Carbon dioxide removal captures CO₂ from the atmosphere and stores it for some length of time, depending on the method. Afforestation projects, for example, can store carbon for decades to centuries in trees, while extracting CO₂ via air filters or bioenergy plantations and depositing it underground in geological formations can be considered as permanent. Greenhouse gases can remain in the atmosphere for centuries to millennia. In the long run, then, non-permanent removals cannot compensate for emissions in the same way that permanent removals can. 

“Policies that set incentives for removal need to take into account the duration of storage,” says PIK researcher Max Franks, lead author of the study, “but until now, there has been little to no research pinning down rational principles for this”. The analysis shows how the difference in value arises, and discusses practical challenges and potential solutions for designing non-permanent carbon removal policies. “What we find is that, as a society, we should be willing to pay more for permanent removals than for non-permanent ones.”

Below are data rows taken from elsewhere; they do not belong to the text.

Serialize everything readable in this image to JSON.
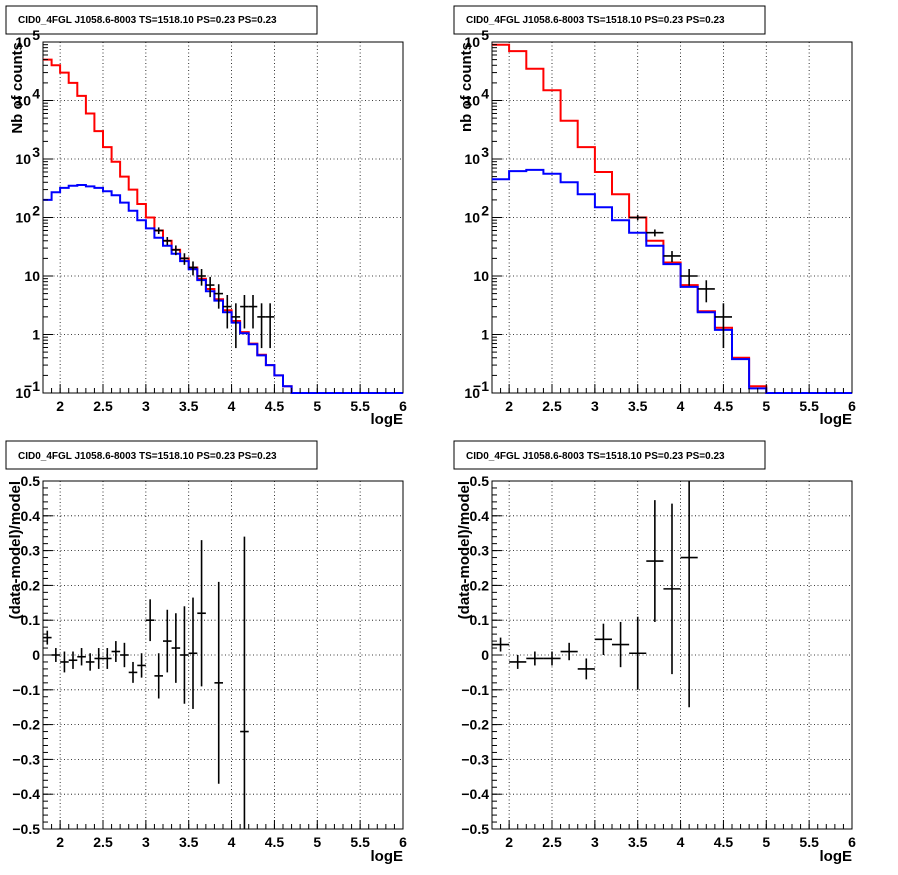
{
  "page": {
    "background": "#ffffff",
    "colors": {
      "total": "#ff0000",
      "source": "#0000ff",
      "data": "#000000"
    }
  },
  "chart_data": [
    {
      "type": "line",
      "title": "CID0_4FGL J1058.6-8003 TS=1518.10 PS=0.23 PS=0.23",
      "xlabel": "logE",
      "ylabel": "Nb of counts",
      "xlim": [
        1.8,
        6
      ],
      "ylim": [
        0.1,
        100000
      ],
      "yscale": "log",
      "grid": true,
      "xticks": [
        "2",
        "2.5",
        "3",
        "3.5",
        "4",
        "4.5",
        "5",
        "5.5",
        "6"
      ],
      "yticks": [
        "10^-1",
        "1",
        "10",
        "10^2",
        "10^3",
        "10^4",
        "10^5"
      ],
      "series": [
        {
          "role": "total",
          "color": "#ff0000",
          "style": "step",
          "binwidth": 0.1,
          "x": [
            1.8,
            1.9,
            2.0,
            2.1,
            2.2,
            2.3,
            2.4,
            2.5,
            2.6,
            2.7,
            2.8,
            2.9,
            3.0,
            3.1,
            3.2,
            3.3,
            3.4,
            3.5,
            3.6,
            3.7,
            3.8,
            3.9,
            4.0,
            4.1,
            4.2,
            4.3,
            4.4,
            4.5,
            4.6,
            4.7,
            4.8,
            4.9,
            5.0,
            5.1,
            5.2,
            5.3,
            5.4,
            5.5,
            5.6,
            5.7,
            5.8,
            5.9
          ],
          "y": [
            50000,
            40000,
            30000,
            20000,
            12000,
            6000,
            3000,
            1600,
            900,
            500,
            300,
            170,
            100,
            60,
            40,
            28,
            20,
            14,
            9,
            6,
            4,
            2.6,
            1.7,
            1.1,
            0.7,
            0.45,
            0.3,
            0.2,
            0.13,
            0.1,
            0.1,
            0.1,
            0.1,
            0.1,
            0.1,
            0.1,
            0.1,
            0.1,
            0.1,
            0.1,
            0.1,
            0.1
          ]
        },
        {
          "role": "source",
          "color": "#0000ff",
          "style": "step",
          "binwidth": 0.1,
          "x": [
            1.8,
            1.9,
            2.0,
            2.1,
            2.2,
            2.3,
            2.4,
            2.5,
            2.6,
            2.7,
            2.8,
            2.9,
            3.0,
            3.1,
            3.2,
            3.3,
            3.4,
            3.5,
            3.6,
            3.7,
            3.8,
            3.9,
            4.0,
            4.1,
            4.2,
            4.3,
            4.4,
            4.5,
            4.6,
            4.7,
            4.8,
            4.9,
            5.0,
            5.1,
            5.2,
            5.3,
            5.4,
            5.5,
            5.6,
            5.7,
            5.8,
            5.9
          ],
          "y": [
            200,
            270,
            320,
            350,
            360,
            340,
            320,
            280,
            240,
            180,
            130,
            90,
            65,
            45,
            33,
            24,
            18,
            13,
            8.5,
            5.5,
            3.8,
            2.4,
            1.6,
            1.05,
            0.68,
            0.44,
            0.3,
            0.2,
            0.13,
            0.1,
            0.1,
            0.1,
            0.1,
            0.1,
            0.1,
            0.1,
            0.1,
            0.1,
            0.1,
            0.1,
            0.1,
            0.1
          ]
        },
        {
          "role": "data",
          "color": "#000000",
          "style": "errorbar",
          "binwidth": 0.1,
          "x": [
            3.15,
            3.25,
            3.35,
            3.45,
            3.55,
            3.65,
            3.75,
            3.85,
            3.95,
            4.05,
            4.15,
            4.25,
            4.35,
            4.45
          ],
          "y": [
            60,
            40,
            28,
            20,
            14,
            10,
            7,
            5,
            3,
            2,
            3,
            3,
            2,
            2
          ]
        }
      ]
    },
    {
      "type": "line",
      "title": "CID0_4FGL J1058.6-8003 TS=1518.10 PS=0.23 PS=0.23",
      "xlabel": "logE",
      "ylabel": "nb of counts",
      "xlim": [
        1.8,
        6
      ],
      "ylim": [
        0.1,
        100000
      ],
      "yscale": "log",
      "grid": true,
      "xticks": [
        "2",
        "2.5",
        "3",
        "3.5",
        "4",
        "4.5",
        "5",
        "5.5",
        "6"
      ],
      "yticks": [
        "10^-1",
        "1",
        "10",
        "10^2",
        "10^3",
        "10^4",
        "10^5"
      ],
      "series": [
        {
          "role": "total",
          "color": "#ff0000",
          "style": "step",
          "binwidth": 0.2,
          "x": [
            1.8,
            2.0,
            2.2,
            2.4,
            2.6,
            2.8,
            3.0,
            3.2,
            3.4,
            3.6,
            3.8,
            4.0,
            4.2,
            4.4,
            4.6,
            4.8,
            5.0,
            5.2,
            5.4,
            5.6,
            5.8
          ],
          "y": [
            90000,
            70000,
            35000,
            15000,
            4500,
            1600,
            600,
            250,
            100,
            40,
            17,
            7,
            2.5,
            1.3,
            0.4,
            0.13,
            0.1,
            0.1,
            0.1,
            0.1,
            0.1
          ]
        },
        {
          "role": "source",
          "color": "#0000ff",
          "style": "step",
          "binwidth": 0.2,
          "x": [
            1.8,
            2.0,
            2.2,
            2.4,
            2.6,
            2.8,
            3.0,
            3.2,
            3.4,
            3.6,
            3.8,
            4.0,
            4.2,
            4.4,
            4.6,
            4.8,
            5.0,
            5.2,
            5.4,
            5.6,
            5.8
          ],
          "y": [
            450,
            620,
            650,
            560,
            400,
            250,
            150,
            90,
            55,
            33,
            16,
            6.5,
            2.4,
            1.2,
            0.38,
            0.12,
            0.1,
            0.1,
            0.1,
            0.1,
            0.1
          ]
        },
        {
          "role": "data",
          "color": "#000000",
          "style": "errorbar",
          "binwidth": 0.2,
          "x": [
            3.5,
            3.7,
            3.9,
            4.1,
            4.3,
            4.5
          ],
          "y": [
            100,
            55,
            22,
            10,
            6,
            2
          ]
        }
      ]
    },
    {
      "type": "scatter",
      "title": "CID0_4FGL J1058.6-8003 TS=1518.10 PS=0.23 PS=0.23",
      "xlabel": "logE",
      "ylabel": "(data-model)/model",
      "xlim": [
        1.8,
        6
      ],
      "ylim": [
        -0.5,
        0.5
      ],
      "grid": true,
      "xticks": [
        "2",
        "2.5",
        "3",
        "3.5",
        "4",
        "4.5",
        "5",
        "5.5",
        "6"
      ],
      "yticks": [
        "-0.5",
        "-0.4",
        "-0.3",
        "-0.2",
        "-0.1",
        "0",
        "0.1",
        "0.2",
        "0.3",
        "0.4",
        "0.5"
      ],
      "points": [
        {
          "x": 1.85,
          "y": 0.05,
          "err": 0.02
        },
        {
          "x": 1.95,
          "y": 0.0,
          "err": 0.02
        },
        {
          "x": 2.05,
          "y": -0.02,
          "err": 0.03
        },
        {
          "x": 2.15,
          "y": -0.015,
          "err": 0.025
        },
        {
          "x": 2.25,
          "y": -0.005,
          "err": 0.025
        },
        {
          "x": 2.35,
          "y": -0.02,
          "err": 0.025
        },
        {
          "x": 2.45,
          "y": -0.01,
          "err": 0.03
        },
        {
          "x": 2.55,
          "y": -0.01,
          "err": 0.03
        },
        {
          "x": 2.65,
          "y": 0.01,
          "err": 0.03
        },
        {
          "x": 2.75,
          "y": 0.0,
          "err": 0.035
        },
        {
          "x": 2.85,
          "y": -0.05,
          "err": 0.03
        },
        {
          "x": 2.95,
          "y": -0.03,
          "err": 0.035
        },
        {
          "x": 3.05,
          "y": 0.1,
          "err": 0.06
        },
        {
          "x": 3.15,
          "y": -0.06,
          "err": 0.065
        },
        {
          "x": 3.25,
          "y": 0.04,
          "err": 0.09
        },
        {
          "x": 3.35,
          "y": 0.02,
          "err": 0.1
        },
        {
          "x": 3.45,
          "y": 0.0,
          "err": 0.14
        },
        {
          "x": 3.55,
          "y": 0.005,
          "err": 0.16
        },
        {
          "x": 3.65,
          "y": 0.12,
          "err": 0.21
        },
        {
          "x": 3.85,
          "y": -0.08,
          "err": 0.29
        },
        {
          "x": 4.15,
          "y": -0.22,
          "err": 0.56
        }
      ]
    },
    {
      "type": "scatter",
      "title": "CID0_4FGL J1058.6-8003 TS=1518.10 PS=0.23 PS=0.23",
      "xlabel": "logE",
      "ylabel": "(data-model)/model",
      "xlim": [
        1.8,
        6
      ],
      "ylim": [
        -0.5,
        0.5
      ],
      "grid": true,
      "xticks": [
        "2",
        "2.5",
        "3",
        "3.5",
        "4",
        "4.5",
        "5",
        "5.5",
        "6"
      ],
      "yticks": [
        "-0.5",
        "-0.4",
        "-0.3",
        "-0.2",
        "-0.1",
        "0",
        "0.1",
        "0.2",
        "0.3",
        "0.4",
        "0.5"
      ],
      "points": [
        {
          "x": 1.9,
          "y": 0.03,
          "err": 0.02
        },
        {
          "x": 2.1,
          "y": -0.02,
          "err": 0.02
        },
        {
          "x": 2.3,
          "y": -0.01,
          "err": 0.02
        },
        {
          "x": 2.5,
          "y": -0.01,
          "err": 0.02
        },
        {
          "x": 2.7,
          "y": 0.01,
          "err": 0.025
        },
        {
          "x": 2.9,
          "y": -0.04,
          "err": 0.03
        },
        {
          "x": 3.1,
          "y": 0.045,
          "err": 0.045
        },
        {
          "x": 3.3,
          "y": 0.03,
          "err": 0.065
        },
        {
          "x": 3.5,
          "y": 0.005,
          "err": 0.105
        },
        {
          "x": 3.7,
          "y": 0.27,
          "err": 0.175
        },
        {
          "x": 3.9,
          "y": 0.19,
          "err": 0.245
        },
        {
          "x": 4.1,
          "y": 0.28,
          "err": 0.43
        }
      ]
    }
  ]
}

A liability for future generations

In the paper, the authors derive a mathematical formula to calculate the price difference in a transparent way. If, for example, the stored carbon in an afforestation project falls by 50 percent every 50 years, it is only half as valuable as a removal project that stores carbon permanently.

“A problem with permanent removal technologies is that they are still at different stages of readiness and not yet deployed at scale,” warns PIK researcher Kai Lessmann, co-author of the study. “Non-permanent removals, which are cheaper and more readily available, will thus have an important bridging role to play while permanent options develop further. The more non-permanent removals we deploy in the near term, though, the more we burden future generations with recapturing the carbon that will eventually be released again. It’s just like the never-ending task of Sisyphus in Greek mythology.”

Accurate monitoring and verification are essential

Beyond the pricing issue, the study also looks at other aspects of policy design. “The tricky part with non-permanent storage projects is that they might create liabilities and adverse incentives over time,” explains Ottmar Edenhofer, PIK Director and co-author of the study. “Enterprises could, for example, promise large amounts of removal to receive subsidies, but then strategically declare bankruptcy without managing their storage site with due diligence.”

Thus, the authors have also analysed various options for taxing or subsidising firms to ensure the effectiveness of carbon removal incentives. Edenhofer concludes that “accurate monitoring and verification of removals and released carbon are absolutely essential for providing transparency to regulators and the wider market”.